With approximately 95% of global kidnappings reported from within Gulf of Guinea waters, IMB warns that pirate gangs in the area are “well organized and targeting all vessel types over a wide range”.
The furthest attack from shore also involved the most crew kidnapped from a single vessel in 2020. On 17 July 2020, eight pirates armed with machine guns boarded a product tanker underway around 196 nautical miles southwest of Bayelsa, Nigeria. They held all 19 crew members hostage, stole ship’s documents and valuable items, and escaped with 13 kidnapped crew.
The tanker was left drifting with limited and unqualified navigational and engine crew onboard. A nearby merchant vessel later helped the tanker to sail to a safe port. Regional Authorities were notified and the 13 kidnapped crewmembers were released safely one month later.
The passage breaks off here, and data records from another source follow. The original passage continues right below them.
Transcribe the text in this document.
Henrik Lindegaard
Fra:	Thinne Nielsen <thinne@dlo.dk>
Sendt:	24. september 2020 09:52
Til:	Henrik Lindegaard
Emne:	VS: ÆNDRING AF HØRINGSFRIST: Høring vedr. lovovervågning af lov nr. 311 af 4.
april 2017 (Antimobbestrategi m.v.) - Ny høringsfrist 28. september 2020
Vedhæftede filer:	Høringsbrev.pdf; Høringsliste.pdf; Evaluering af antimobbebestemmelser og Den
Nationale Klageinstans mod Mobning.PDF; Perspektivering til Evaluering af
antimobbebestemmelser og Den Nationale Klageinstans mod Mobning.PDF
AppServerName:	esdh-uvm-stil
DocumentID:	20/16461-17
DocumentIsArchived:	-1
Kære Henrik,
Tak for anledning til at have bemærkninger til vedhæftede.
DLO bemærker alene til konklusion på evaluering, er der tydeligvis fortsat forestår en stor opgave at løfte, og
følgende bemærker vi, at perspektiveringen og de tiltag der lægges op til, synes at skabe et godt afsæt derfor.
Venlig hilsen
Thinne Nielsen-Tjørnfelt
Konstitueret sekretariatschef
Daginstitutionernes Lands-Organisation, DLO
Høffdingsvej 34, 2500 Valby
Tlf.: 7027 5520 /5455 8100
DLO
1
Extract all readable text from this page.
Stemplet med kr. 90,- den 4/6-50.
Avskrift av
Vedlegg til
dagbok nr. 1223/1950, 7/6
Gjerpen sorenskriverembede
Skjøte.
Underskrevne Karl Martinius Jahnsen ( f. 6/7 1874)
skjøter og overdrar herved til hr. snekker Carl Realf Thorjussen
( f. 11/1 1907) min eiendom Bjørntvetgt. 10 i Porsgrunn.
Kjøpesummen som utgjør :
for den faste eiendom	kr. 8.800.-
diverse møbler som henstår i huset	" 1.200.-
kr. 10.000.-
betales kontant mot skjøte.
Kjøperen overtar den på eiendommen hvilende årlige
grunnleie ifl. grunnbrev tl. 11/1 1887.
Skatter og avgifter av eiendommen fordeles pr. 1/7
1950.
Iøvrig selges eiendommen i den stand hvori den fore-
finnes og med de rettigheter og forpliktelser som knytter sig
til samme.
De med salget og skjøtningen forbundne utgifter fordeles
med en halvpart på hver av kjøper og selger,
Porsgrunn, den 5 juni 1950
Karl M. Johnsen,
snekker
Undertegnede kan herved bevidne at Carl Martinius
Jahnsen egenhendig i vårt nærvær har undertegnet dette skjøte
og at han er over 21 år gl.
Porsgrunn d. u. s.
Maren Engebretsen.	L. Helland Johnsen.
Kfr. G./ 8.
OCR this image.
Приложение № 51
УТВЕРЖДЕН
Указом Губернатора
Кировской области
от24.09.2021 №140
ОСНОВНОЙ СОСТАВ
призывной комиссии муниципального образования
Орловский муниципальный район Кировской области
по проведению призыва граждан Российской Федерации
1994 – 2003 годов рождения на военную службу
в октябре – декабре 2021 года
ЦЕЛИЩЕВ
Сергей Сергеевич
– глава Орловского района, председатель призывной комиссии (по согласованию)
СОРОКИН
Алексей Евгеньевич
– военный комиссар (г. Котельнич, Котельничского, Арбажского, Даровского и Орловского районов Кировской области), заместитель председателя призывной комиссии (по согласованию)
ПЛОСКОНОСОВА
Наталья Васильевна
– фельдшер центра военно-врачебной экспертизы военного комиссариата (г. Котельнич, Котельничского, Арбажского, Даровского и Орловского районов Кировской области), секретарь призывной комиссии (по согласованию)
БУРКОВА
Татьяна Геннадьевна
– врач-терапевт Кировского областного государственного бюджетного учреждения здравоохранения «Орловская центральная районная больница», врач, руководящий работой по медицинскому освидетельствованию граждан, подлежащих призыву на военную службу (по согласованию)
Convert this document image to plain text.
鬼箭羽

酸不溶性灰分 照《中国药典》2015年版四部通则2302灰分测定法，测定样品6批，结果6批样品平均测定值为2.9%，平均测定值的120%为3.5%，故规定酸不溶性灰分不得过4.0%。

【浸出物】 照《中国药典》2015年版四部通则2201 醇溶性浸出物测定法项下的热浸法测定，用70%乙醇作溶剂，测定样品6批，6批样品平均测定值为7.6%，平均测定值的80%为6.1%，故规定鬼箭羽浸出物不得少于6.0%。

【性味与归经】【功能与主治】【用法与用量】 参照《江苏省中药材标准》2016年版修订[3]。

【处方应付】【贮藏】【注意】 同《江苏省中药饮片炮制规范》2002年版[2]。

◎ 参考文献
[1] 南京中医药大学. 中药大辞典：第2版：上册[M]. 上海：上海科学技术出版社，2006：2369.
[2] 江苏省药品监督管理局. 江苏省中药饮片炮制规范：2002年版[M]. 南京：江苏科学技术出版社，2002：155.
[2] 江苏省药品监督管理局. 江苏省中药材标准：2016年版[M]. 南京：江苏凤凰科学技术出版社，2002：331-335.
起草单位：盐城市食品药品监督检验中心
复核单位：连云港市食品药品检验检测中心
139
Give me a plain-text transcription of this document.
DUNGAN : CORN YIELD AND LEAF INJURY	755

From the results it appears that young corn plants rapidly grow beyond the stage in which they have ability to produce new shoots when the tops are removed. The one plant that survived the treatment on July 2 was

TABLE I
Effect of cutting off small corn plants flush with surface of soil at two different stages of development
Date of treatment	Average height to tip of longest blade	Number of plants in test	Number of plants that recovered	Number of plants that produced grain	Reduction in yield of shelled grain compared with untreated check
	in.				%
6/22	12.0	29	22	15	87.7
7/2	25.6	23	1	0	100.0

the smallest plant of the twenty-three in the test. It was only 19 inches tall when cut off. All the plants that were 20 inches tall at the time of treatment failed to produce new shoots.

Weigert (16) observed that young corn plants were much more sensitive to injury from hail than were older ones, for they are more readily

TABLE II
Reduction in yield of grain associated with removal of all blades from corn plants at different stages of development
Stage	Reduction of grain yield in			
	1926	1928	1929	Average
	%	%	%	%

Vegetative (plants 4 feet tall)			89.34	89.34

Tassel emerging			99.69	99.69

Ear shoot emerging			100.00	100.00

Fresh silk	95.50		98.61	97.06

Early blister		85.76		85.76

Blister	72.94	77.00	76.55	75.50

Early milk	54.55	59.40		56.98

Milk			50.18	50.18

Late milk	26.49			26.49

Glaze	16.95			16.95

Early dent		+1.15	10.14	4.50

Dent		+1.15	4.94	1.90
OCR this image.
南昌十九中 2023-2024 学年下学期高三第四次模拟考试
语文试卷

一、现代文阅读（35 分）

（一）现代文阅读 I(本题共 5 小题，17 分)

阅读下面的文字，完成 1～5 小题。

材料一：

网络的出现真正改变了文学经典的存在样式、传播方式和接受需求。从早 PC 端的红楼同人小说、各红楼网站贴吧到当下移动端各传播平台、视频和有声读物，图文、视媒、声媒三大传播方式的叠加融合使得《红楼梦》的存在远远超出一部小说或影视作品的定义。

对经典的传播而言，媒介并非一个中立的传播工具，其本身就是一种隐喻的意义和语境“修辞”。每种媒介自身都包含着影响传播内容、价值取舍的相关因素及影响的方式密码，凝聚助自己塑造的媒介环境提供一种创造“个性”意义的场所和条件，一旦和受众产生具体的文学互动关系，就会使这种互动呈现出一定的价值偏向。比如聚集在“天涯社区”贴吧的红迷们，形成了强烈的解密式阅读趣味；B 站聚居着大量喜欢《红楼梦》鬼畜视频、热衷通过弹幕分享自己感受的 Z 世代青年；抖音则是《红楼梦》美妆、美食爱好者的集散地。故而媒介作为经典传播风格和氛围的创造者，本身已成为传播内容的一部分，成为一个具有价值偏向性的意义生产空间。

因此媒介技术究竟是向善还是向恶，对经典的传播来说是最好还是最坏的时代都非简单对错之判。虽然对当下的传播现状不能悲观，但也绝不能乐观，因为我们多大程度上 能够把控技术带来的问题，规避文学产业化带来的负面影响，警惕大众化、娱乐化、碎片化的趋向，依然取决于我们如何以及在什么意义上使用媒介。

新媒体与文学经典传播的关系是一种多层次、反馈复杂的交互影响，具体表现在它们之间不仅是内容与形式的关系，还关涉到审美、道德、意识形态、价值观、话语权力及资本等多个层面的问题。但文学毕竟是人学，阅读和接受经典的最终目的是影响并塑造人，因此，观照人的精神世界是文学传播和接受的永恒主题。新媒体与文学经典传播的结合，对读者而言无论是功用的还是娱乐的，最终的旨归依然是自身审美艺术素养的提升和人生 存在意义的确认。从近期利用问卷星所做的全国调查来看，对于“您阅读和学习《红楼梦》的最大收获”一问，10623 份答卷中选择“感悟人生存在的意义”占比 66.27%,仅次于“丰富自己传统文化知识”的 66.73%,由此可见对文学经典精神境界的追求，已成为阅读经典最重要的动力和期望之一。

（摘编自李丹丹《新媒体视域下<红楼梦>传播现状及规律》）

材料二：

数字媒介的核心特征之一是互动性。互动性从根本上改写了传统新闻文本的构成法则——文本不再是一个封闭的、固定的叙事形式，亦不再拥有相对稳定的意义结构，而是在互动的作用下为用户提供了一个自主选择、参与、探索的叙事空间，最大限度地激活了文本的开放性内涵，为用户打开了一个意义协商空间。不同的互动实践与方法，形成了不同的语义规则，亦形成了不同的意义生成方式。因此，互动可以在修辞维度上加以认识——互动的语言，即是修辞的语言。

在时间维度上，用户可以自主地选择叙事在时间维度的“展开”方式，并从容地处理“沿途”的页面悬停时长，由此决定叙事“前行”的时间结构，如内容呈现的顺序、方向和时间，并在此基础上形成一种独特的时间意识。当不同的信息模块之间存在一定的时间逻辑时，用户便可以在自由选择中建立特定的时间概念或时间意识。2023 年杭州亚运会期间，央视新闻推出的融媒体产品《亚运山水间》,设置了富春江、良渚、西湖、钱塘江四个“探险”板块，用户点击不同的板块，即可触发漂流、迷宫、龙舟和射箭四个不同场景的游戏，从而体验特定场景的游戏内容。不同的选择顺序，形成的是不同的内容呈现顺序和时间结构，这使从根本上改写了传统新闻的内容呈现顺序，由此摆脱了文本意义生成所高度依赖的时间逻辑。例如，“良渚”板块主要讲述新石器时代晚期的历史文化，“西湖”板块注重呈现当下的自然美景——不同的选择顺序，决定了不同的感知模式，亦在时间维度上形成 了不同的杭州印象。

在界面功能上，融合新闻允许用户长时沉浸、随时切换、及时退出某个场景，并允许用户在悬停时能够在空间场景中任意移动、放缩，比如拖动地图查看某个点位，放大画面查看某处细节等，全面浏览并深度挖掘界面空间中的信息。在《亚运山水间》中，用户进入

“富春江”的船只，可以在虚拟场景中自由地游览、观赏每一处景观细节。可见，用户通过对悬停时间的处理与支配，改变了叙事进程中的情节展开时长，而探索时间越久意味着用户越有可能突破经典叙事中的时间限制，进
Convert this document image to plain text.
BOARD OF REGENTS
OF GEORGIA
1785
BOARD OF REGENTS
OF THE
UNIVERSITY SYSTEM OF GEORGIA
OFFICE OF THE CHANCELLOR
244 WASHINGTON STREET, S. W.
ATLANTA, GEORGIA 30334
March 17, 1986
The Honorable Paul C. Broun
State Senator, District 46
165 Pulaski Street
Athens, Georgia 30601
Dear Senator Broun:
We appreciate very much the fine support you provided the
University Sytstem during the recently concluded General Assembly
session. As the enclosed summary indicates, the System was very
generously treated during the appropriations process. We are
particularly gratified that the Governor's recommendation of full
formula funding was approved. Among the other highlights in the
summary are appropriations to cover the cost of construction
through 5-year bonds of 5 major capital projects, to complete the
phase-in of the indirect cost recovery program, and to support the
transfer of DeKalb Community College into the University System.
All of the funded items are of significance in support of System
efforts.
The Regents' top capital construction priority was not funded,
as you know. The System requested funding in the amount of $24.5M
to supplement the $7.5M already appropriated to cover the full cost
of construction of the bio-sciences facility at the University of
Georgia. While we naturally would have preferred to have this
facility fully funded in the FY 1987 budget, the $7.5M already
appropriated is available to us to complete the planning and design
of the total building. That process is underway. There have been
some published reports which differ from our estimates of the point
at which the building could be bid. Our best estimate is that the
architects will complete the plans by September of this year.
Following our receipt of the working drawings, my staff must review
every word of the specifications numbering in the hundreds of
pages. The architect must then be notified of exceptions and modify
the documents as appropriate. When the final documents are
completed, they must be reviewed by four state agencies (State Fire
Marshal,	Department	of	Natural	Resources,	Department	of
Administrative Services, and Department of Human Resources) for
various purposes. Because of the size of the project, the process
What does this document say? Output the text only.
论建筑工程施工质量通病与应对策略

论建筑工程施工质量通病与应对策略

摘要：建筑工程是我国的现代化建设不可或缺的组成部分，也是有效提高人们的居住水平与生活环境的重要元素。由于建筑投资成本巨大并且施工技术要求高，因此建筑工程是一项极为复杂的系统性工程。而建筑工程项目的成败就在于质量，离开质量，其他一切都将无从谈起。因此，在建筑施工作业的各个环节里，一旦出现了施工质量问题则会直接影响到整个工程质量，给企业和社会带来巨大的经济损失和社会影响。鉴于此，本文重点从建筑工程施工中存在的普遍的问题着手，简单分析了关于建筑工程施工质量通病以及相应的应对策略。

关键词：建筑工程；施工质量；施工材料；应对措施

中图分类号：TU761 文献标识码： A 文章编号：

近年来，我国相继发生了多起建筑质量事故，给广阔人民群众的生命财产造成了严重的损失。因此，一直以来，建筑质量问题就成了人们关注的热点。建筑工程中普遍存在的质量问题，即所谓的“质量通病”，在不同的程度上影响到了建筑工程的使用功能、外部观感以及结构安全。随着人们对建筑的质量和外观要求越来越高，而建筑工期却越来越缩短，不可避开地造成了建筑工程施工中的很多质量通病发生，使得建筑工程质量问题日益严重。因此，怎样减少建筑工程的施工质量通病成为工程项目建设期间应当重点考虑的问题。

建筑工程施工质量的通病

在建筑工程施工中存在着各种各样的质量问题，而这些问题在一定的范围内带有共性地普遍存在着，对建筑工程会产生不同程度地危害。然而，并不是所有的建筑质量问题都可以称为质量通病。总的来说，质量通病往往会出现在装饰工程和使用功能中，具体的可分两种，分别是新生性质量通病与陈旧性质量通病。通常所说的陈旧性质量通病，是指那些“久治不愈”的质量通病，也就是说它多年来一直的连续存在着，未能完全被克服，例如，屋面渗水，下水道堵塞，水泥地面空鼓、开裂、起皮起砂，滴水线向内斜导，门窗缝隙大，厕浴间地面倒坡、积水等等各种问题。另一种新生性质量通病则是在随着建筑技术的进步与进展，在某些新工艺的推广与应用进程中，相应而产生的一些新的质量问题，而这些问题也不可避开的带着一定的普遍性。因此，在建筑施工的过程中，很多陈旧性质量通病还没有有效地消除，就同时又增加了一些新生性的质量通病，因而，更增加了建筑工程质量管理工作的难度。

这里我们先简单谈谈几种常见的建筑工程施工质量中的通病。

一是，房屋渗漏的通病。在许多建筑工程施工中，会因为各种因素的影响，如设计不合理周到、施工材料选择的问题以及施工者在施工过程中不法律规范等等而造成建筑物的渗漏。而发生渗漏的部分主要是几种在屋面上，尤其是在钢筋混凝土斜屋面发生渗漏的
A more recent example was on 8 September 2020, when armed pirates attacked a refrigerated cargo ship underway around 33nm south-southwest of Lagos, Nigeria. Two crewmembers were kidnapped, but the rest of the crew managed to retreat into the citadel – one of the industry’s recommended best practices endorsed by IMB. A Nigerian naval team was dispatched, who boarded, conducted a search, and then escorted the ship to a safe anchorage for investigations.